TEHRAN, Iran – A detained Iranian-American academic accused of conspiring against the government was freed on bail Tuesday from the Tehran prison where she had been jailed since early May, a top judiciary official said.
Haleh Esfandiari, director of the Middle East program at the Woodrow Wilson International Center for Scholars, has been jailed largely incommunicado at Tehran's Evin prison on charges of acting against national security.
Mohammad Shadabi, an official at the Tehran prosecutor's office, told The Associated Press she was freed on $333,000 bail. Shadabi said he could not say whether Esfandiari would be allowed to leave Iran.
Earlier, Esfandiari's husband said her mother used the deed to her Tehran apartment to post bail.
"I feel extremely good. It has been a very anxious several months. Now we hope she will not only be released from prison but allowed to come back home," the husband, Shaul Bakhash, said from his home in Potomac, Md.
Esfandiari was expected to return to her mother's home, Bakhash said.
"I feel extremely good. It has been a very anxious several months. Now we hope she will not only be released from prison but allowed to come back home," Bakhash said from his home in Potomac, Maryland.
Bakhash did not know the terms of her bail.
Esfandiari's troubles in Iran began when three masked men holding knives threatened to kill her on Dec. 30 as she was her way to the Tehran airport after visiting her 93-year-old mother, the Wilson Center said. They took her baggage, including her U.S. and Iranian passports, the center said.
For several weeks, she was interrogated by authorities for up to eight hours a day, according to the center. Most of the questioning focused on the activities of the Middle East Program at the Wilson Center.
Iran confirmed in mid-May that it was detaining Esfandiari and charged her later that month. The only contact her family has had with her since her arrest have been short phone calls to her mother from prison.
Earlier this month, Iranian authorities said they have concluded an investigations into Esfandiari, and Kian Tajbakhsh, another detained Iranian-American also accused of conspiring against the country's security.
At the time, no decision had been made on whether they will be put on trial.
The Evin prison is notorious for its harsh conditions for political prisoners. Esfandiari's husband and the Wilson Center have said she was not permitted to speak to lawyers.
Last month, Iranian public television broadcast video in which Esfandiari said a network of foreign activists was trying to destabilize Iran and bring about "essential" social change. The video also featured Tajbakhsh, an urban planning consultant with the Soros Foundation's Open Society Institute.
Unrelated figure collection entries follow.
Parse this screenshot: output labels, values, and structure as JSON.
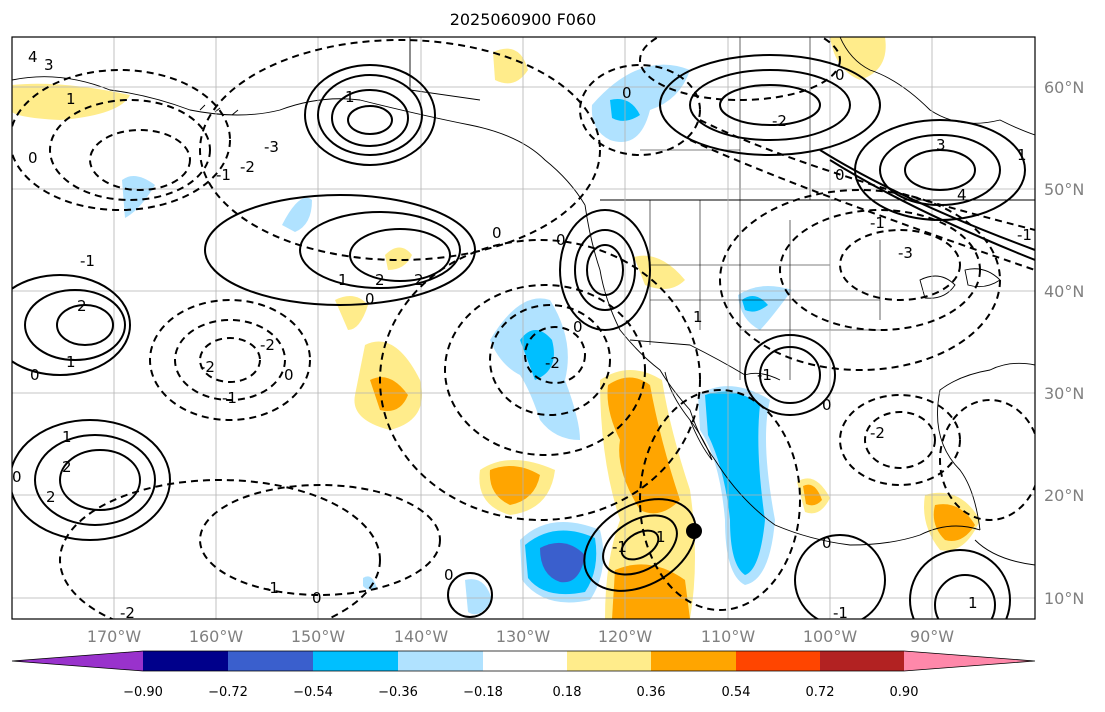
{
  "title": "2025060900 F060",
  "map": {
    "lat_labels": [
      "60°N",
      "50°N",
      "40°N",
      "30°N",
      "20°N",
      "10°N"
    ],
    "lon_labels": [
      "170°W",
      "160°W",
      "150°W",
      "140°W",
      "130°W",
      "120°W",
      "110°W",
      "100°W",
      "90°W"
    ],
    "storm_marker": {
      "lon": -113.5,
      "lat": 16.5
    },
    "contour_labels": [
      "0",
      "-1",
      "-2",
      "-3",
      "1",
      "2",
      "3",
      "4"
    ]
  },
  "colorbar": {
    "ticks": [
      "−0.90",
      "−0.72",
      "−0.54",
      "−0.36",
      "−0.18",
      "0.18",
      "0.36",
      "0.54",
      "0.72",
      "0.90"
    ],
    "colors": [
      "#9932cc",
      "#00008b",
      "#3a5fcd",
      "#00bfff",
      "#b0e2ff",
      "#ffffff",
      "#ffec8b",
      "#ffa500",
      "#ff4500",
      "#b22222",
      "#ff88aa"
    ]
  }
}
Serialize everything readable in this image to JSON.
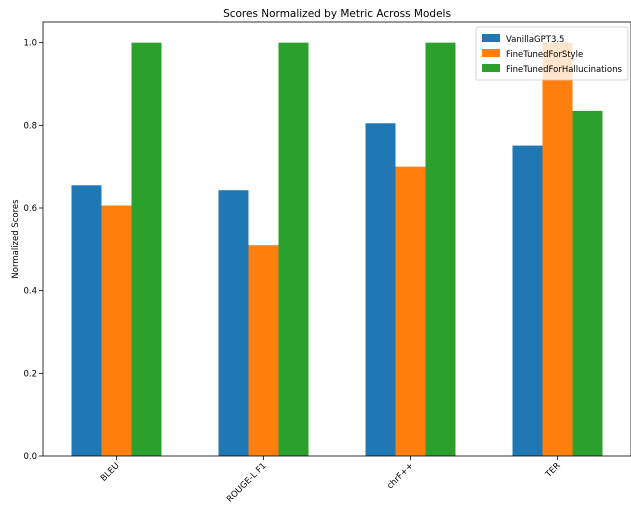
{
  "chart_data": {
    "type": "bar",
    "title": "Scores Normalized by Metric Across Models",
    "xlabel": "",
    "ylabel": "Normalized Scores",
    "categories": [
      "BLEU",
      "ROUGE-L F1",
      "chrF++",
      "TER"
    ],
    "series": [
      {
        "name": "VanillaGPT3.5",
        "values": [
          0.655,
          0.643,
          0.805,
          0.751
        ],
        "color": "#1f77b4"
      },
      {
        "name": "FineTunedForStyle",
        "values": [
          0.606,
          0.51,
          0.7,
          1.0
        ],
        "color": "#ff7f0e"
      },
      {
        "name": "FineTunedForHallucinations",
        "values": [
          1.0,
          1.0,
          1.0,
          0.835
        ],
        "color": "#2ca02c"
      }
    ],
    "ylim": [
      0,
      1.05
    ],
    "yticks": [
      "0.0",
      "0.2",
      "0.4",
      "0.6",
      "0.8",
      "1.0"
    ],
    "grid": false,
    "legend_position": "top-right"
  }
}
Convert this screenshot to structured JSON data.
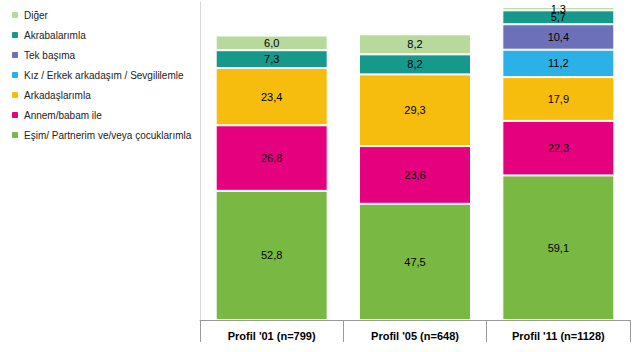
{
  "chart_data": {
    "type": "bar",
    "stacked": true,
    "data_labels": true,
    "grid": false,
    "tick_labels": "x",
    "legend": "top-left",
    "categories": [
      "Profil '01 (n=799)",
      "Profil '05 (n=648)",
      "Profil '11 (n=1128)"
    ],
    "ylim": [
      0,
      130
    ],
    "series": [
      {
        "name": "Eşim/ Partnerim ve/veya çocuklarımla",
        "color": "#79b843",
        "values": [
          52.8,
          47.5,
          59.1
        ],
        "value_labels": [
          "52,8",
          "47,5",
          "59,1"
        ]
      },
      {
        "name": "Annem/babam ile",
        "color": "#e5007d",
        "values": [
          26.8,
          23.6,
          22.3
        ],
        "value_labels": [
          "26,8",
          "23,6",
          "22,3"
        ]
      },
      {
        "name": "Arkadaşlarımla",
        "color": "#f6bd0f",
        "values": [
          23.4,
          29.3,
          17.9
        ],
        "value_labels": [
          "23,4",
          "29,3",
          "17,9"
        ]
      },
      {
        "name": "Kız / Erkek arkadaşım / Sevgililemle",
        "color": "#2cb0e8",
        "values": [
          null,
          null,
          11.2
        ],
        "value_labels": [
          null,
          null,
          "11,2"
        ]
      },
      {
        "name": "Tek başıma",
        "color": "#6b70b9",
        "values": [
          null,
          null,
          10.4
        ],
        "value_labels": [
          null,
          null,
          "10,4"
        ]
      },
      {
        "name": "Akrabalarımla",
        "color": "#16998a",
        "values": [
          7.3,
          8.2,
          5.7
        ],
        "value_labels": [
          "7,3",
          "8,2",
          "5,7"
        ]
      },
      {
        "name": "Diğer",
        "color": "#b7d99c",
        "values": [
          6.0,
          8.2,
          1.3
        ],
        "value_labels": [
          "6,0",
          "8,2",
          "1,3"
        ]
      }
    ]
  }
}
Both the Wilson Center and the New York-based Open Society Institute have criticized the Iranian government for the broadcast and dismissed the statements as "coerced."
Two other Iranian-Americans also face security-related charges: Parnaz Azima, a journalist for U.S.-funded Radio Farda, and Ali Shakeri, a founding board member of the Center for Citizen Peacebuilding at the University of California, Irvine. Shakeri is in prison, while Azima is free but barred from leaving Iran.
Family members, colleagues and employers of all the detained have consistently denied the allegations.
Apart from Esfandiari's case, there was no news Tuesday on any developments in those of the other three Iranian-Americans.
The detentions have become another point of contention in the tensions between the U.S. and Iran, joining Washington's accusations that Iran arms Shiite Muslim militants in Iraq, fuels unrest in Lebanon and seeks to develop nuclear weapons. Tehran denies those claims, and blames Washington for Iraq's instability.
The Iranian Intelligence Ministry has accused Esfandiari and her organization of trying to set up networks of Iranians with the ultimate goal of creating a "soft revolution" in Iran, along the lines of the revolutions that ended communist rule in eastern Europe.
The Wilson Center is a nonpartisan institution established by Congress in 1968 and funded through private and public funds, according to its Web site. Its Middle East program focuses on several areas, including "analysis of internal domestic and social developments in Iran; the aspiration of the younger generation for reform and expansion of individual liberties," according to the site.